Mecartney is fearless in the face of 200 students – and will perform all kinds of theatrics if it means helping them understand, say, the molecular properties of plastic. In a large class, she knows not everyone will appreciate her antics.

“You have to face failure. You have to have a thick skin,” she says. “It makes it more interesting to teach that way.”

In another vote of confidence in her theatrical style, Mecartney was elected chair of the Academic Senate for 2006-07. She’ll lead approximately 1,400 faculty members in the shared governance of the university, determining academic policy, setting conditions for admission, advising administration on budgets and voicing members’ views on other issues. Hard to say what she’ll do when conducting the serious senate business, but one thing’s certain: It won’t be dull.

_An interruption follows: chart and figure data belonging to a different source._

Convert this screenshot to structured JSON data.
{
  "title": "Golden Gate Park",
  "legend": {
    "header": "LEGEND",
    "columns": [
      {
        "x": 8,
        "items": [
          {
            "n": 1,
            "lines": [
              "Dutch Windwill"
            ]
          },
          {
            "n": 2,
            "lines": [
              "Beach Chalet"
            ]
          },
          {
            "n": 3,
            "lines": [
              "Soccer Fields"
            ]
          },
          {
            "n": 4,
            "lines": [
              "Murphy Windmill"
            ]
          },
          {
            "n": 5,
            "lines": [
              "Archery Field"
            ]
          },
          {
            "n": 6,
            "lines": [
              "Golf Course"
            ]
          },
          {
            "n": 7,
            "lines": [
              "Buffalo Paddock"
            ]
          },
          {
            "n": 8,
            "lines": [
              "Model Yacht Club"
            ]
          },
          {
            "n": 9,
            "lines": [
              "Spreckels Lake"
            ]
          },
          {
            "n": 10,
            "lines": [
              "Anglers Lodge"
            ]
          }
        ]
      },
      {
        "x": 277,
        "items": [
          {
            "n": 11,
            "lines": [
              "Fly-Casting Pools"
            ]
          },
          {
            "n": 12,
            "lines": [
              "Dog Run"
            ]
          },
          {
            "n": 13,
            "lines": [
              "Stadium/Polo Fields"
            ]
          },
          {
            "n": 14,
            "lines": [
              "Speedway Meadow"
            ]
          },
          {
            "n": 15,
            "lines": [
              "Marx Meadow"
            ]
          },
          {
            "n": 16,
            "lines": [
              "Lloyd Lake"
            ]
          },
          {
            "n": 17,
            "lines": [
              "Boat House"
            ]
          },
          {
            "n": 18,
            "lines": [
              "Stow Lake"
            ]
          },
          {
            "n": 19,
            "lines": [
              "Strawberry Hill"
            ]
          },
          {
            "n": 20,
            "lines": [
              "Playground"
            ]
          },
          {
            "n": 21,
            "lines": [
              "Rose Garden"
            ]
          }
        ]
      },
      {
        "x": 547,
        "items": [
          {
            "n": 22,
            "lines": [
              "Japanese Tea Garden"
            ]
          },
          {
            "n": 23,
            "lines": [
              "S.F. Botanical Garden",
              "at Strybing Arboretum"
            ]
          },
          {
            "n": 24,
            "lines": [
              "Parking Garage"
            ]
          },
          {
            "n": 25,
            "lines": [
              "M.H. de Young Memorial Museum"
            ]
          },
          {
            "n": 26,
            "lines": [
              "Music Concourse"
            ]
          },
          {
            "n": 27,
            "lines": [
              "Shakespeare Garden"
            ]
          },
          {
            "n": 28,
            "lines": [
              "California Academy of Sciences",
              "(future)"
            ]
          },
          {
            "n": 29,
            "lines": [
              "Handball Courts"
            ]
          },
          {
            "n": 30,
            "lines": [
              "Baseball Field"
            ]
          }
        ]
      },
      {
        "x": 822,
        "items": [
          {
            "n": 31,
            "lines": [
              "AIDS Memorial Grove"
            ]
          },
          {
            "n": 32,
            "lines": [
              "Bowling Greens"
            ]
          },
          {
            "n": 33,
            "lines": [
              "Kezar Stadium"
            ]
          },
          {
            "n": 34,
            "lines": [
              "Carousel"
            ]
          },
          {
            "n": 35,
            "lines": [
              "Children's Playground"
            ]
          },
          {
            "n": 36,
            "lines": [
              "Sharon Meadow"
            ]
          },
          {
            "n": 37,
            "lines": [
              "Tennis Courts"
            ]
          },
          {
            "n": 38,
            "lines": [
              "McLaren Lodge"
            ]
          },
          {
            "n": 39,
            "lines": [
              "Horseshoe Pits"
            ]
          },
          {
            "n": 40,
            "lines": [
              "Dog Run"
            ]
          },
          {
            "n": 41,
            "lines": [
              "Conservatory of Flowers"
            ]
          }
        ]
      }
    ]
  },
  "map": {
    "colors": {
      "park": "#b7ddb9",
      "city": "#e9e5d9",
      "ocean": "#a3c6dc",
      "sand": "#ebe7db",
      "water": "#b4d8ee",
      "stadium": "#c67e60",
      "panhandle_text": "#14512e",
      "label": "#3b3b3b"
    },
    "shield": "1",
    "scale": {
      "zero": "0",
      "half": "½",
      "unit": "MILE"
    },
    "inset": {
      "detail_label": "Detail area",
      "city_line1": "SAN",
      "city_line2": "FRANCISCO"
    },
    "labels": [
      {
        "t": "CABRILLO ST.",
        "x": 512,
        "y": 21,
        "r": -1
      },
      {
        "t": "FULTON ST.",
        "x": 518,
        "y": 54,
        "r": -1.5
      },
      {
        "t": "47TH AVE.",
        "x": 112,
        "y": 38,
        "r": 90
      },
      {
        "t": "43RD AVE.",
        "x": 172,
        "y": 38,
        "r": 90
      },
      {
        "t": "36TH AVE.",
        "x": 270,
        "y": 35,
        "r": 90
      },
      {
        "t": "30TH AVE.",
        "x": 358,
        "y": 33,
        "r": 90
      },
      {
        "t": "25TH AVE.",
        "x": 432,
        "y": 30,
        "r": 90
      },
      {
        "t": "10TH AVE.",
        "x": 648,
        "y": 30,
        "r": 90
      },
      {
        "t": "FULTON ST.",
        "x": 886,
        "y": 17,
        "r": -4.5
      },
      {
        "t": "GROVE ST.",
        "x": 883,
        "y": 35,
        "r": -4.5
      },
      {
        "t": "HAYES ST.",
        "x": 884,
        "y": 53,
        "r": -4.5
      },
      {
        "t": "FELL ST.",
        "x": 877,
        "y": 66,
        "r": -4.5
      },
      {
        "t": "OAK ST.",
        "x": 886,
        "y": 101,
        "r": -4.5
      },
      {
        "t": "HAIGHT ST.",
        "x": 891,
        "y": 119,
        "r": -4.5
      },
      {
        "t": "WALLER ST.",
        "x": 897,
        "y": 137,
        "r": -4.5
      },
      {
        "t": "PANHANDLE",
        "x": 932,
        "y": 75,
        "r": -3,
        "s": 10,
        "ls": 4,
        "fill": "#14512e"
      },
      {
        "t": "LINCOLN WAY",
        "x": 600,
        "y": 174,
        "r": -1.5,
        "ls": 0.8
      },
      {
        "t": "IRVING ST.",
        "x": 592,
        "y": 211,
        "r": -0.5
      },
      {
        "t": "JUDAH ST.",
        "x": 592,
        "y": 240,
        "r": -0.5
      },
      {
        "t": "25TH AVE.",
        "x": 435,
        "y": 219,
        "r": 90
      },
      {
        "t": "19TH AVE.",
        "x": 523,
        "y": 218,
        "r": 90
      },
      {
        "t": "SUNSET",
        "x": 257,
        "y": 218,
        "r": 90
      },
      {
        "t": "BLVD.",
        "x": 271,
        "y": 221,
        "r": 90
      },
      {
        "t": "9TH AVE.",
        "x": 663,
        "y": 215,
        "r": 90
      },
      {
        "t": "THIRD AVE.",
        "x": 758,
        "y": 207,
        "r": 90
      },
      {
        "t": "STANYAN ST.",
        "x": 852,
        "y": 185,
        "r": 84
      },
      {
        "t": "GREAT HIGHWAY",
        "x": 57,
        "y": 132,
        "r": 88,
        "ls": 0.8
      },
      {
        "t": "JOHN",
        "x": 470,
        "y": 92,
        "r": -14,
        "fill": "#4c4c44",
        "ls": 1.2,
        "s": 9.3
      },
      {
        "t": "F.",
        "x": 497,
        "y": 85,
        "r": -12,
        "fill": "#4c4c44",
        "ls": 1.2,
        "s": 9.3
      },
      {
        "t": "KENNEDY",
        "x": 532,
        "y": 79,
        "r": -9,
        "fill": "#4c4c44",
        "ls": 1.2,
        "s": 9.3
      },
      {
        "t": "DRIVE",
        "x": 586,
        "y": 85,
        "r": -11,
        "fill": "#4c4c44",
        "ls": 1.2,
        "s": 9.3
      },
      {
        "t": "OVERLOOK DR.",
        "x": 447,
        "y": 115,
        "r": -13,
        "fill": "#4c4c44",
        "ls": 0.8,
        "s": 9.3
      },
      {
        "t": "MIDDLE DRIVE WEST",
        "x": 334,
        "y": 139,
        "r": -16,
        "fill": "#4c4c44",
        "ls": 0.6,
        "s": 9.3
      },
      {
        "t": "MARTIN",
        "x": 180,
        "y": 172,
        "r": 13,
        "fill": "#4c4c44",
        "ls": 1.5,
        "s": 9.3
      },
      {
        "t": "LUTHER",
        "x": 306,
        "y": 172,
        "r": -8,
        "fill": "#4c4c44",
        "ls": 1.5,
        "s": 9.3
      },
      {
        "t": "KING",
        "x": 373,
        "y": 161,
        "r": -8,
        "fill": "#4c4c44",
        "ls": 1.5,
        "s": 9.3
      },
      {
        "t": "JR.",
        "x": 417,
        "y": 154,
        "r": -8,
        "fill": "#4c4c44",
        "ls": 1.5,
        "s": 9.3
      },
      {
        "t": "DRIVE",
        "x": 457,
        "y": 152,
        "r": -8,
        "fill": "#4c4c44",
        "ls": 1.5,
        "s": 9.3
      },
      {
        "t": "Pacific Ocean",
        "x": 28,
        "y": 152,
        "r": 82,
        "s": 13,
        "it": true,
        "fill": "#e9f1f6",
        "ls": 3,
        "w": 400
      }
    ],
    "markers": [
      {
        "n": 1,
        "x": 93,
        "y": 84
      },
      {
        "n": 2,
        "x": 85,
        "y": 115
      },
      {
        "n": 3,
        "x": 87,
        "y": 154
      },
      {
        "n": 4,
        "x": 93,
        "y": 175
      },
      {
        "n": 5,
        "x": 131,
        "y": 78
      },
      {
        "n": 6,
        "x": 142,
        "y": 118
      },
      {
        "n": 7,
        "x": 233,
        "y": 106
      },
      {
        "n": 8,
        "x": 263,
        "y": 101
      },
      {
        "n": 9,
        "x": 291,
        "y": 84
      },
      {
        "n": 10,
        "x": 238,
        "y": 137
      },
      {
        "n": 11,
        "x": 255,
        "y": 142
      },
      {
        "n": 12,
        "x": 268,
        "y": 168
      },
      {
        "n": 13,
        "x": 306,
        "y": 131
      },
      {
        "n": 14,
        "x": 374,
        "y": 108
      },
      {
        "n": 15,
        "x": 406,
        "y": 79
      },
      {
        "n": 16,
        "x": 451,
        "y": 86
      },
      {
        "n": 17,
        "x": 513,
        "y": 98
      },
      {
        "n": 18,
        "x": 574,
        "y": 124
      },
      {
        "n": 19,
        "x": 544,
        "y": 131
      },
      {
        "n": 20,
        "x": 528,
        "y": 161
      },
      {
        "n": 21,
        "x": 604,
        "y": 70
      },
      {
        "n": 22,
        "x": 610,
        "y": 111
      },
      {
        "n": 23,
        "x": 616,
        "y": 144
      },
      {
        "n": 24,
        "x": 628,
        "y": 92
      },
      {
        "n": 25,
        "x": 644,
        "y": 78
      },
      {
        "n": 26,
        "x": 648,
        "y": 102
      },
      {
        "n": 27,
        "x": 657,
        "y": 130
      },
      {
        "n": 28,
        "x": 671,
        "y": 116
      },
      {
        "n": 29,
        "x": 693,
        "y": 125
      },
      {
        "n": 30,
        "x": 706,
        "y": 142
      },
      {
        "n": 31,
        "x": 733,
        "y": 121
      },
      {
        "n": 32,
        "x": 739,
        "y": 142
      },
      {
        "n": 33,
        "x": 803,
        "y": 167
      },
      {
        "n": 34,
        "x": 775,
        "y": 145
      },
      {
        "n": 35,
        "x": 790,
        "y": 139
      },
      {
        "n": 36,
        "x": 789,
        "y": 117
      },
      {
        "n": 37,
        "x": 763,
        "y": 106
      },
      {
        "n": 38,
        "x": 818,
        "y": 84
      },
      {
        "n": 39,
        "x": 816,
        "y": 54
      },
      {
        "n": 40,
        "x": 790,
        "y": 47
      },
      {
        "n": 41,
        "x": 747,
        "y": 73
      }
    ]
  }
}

It’s Mecartney, after all, who has entertained her class by climbing a ladder and dropping assorted objects, including a metal can, a plastic ball, even a ceramic light bulb, to get students thinking about what’s happening to the materials at the atomic level. “Their eyes get really big when I drop the light bulb,” she says.


Even if she doesn’t please all of the students all of the time, she’s rewarded whenever she sees students get excited about understanding a concept.


“One student came up to me at the end of class and said, ‘Wow, I was really fascinated by that.’ That makes it all worthwhile."